Semaines 3-4 : Gains rapides.
- Activer la mise en cache des prompts lorsqu’elle est prise en charge.
- Restructurer les 3 principaux prompts afin de maximiser le taux d’accès réussi au cache.
- Définir max_tokens pour tous les appels.
- Implémenter des alertes de budget.
Semaines 5-6 : Routage.
- Identifier les tâches simples actuellement confiées au modèle phare.
- Construire un routeur pour les 3 à 5 points de terminaison les plus sollicités.
- Tester les éventuelles régressions de qualité.
Semaines 7-8 : Sortie et mise en cache.
- Limiter la longueur des sorties qui ne sont pas visibles par l’utilisateur.
- Ajouter un cache de réponses au niveau de l’application pour les requêtes courantes.
- Ajouter des préfiltres aux processus les plus volumineux.
Semaines 9-10 : Avancé.
- Utiliser les API par lots pour les tâches qui ne sont pas en temps réel.

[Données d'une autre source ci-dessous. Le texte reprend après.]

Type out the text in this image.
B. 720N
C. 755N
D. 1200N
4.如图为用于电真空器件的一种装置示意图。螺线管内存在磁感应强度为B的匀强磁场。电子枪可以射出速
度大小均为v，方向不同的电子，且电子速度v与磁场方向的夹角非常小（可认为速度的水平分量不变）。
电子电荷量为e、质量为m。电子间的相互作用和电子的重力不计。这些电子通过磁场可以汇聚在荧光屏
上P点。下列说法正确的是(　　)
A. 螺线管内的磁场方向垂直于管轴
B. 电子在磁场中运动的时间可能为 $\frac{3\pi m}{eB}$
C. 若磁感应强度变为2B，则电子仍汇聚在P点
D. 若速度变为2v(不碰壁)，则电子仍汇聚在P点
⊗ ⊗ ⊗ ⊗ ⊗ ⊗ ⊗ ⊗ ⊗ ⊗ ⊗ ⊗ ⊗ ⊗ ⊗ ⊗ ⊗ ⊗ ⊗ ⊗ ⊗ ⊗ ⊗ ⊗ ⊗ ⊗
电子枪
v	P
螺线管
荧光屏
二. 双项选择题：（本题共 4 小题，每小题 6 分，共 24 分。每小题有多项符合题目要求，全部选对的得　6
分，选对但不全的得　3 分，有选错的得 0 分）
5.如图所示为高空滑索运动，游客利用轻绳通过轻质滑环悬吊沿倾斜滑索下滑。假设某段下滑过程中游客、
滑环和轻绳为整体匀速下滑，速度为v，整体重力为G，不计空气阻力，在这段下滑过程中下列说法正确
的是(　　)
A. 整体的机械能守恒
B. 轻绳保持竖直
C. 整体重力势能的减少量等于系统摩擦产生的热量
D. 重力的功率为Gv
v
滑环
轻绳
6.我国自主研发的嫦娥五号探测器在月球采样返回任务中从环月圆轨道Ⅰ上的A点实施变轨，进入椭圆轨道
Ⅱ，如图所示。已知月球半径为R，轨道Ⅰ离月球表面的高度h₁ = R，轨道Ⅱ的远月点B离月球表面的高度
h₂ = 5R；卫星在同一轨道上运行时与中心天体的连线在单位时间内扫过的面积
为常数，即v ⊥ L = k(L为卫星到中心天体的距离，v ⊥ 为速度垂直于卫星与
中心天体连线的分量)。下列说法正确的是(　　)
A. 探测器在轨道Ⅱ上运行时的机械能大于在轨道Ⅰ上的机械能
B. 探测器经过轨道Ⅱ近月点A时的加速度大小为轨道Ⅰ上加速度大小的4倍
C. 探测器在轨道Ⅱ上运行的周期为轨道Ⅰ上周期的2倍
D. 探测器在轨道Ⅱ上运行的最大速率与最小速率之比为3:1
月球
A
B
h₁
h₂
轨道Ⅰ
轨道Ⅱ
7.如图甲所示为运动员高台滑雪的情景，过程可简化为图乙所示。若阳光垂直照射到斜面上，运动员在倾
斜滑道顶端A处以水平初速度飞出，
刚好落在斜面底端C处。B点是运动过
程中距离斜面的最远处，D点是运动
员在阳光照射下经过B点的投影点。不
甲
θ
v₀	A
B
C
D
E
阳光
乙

- Évaluer d’autres fournisseurs.
- Mettre en cache les embeddings et les résultats de récupération.
Semaines 11-12 : Renforcement.
- Mettre en place des garde-fous budgétaires pour chaque fonctionnalité.
- Intégrer les tableaux de bord des coûts aux revues régulières de l’équipe.
- Documenter les modèles applicables aux futures fonctionnalités.
Au terme des 90 jours, une réduction des coûts de 50 à 80 % est réaliste. La qualité est surveillée. La discipline est intégrée.
Mesurez d’abord, puis cumulez les économies
Les coûts des LLM peuvent généralement être réduits de 60 à 90 % sans perte de qualité. Les techniques sont bien connues : mise en cache, routage, contrôle des sorties, traitement par lots, préfiltrage, mise en cache des réponses, sélection des modèles et garde-fous budgétaires.
Appliquée isolément, chaque technique produit une économie modeste. Ensemble, elles se cumulent et produisent des économies spectaculaires.
Les équipes qui réussissent transforment les fonctionnalités d’IA déficitaires en fonctionnalités rentables. Les autres finissent par devoir supprimer des fonctionnalités qui auraient pu être viables.
Mesurez d’abord. Optimisez les principaux postes. Maintenez la surveillance de la qualité. Intégrez la discipline des coûts au travail courant de l’équipe.
Le résultat : des fonctionnalités d’IA qui passent à l’échelle sur le plan économique, et pas seulement technique. C’est ce qui fait de l’IA une composante durable d’un produit, plutôt qu’un simple argument de lancement.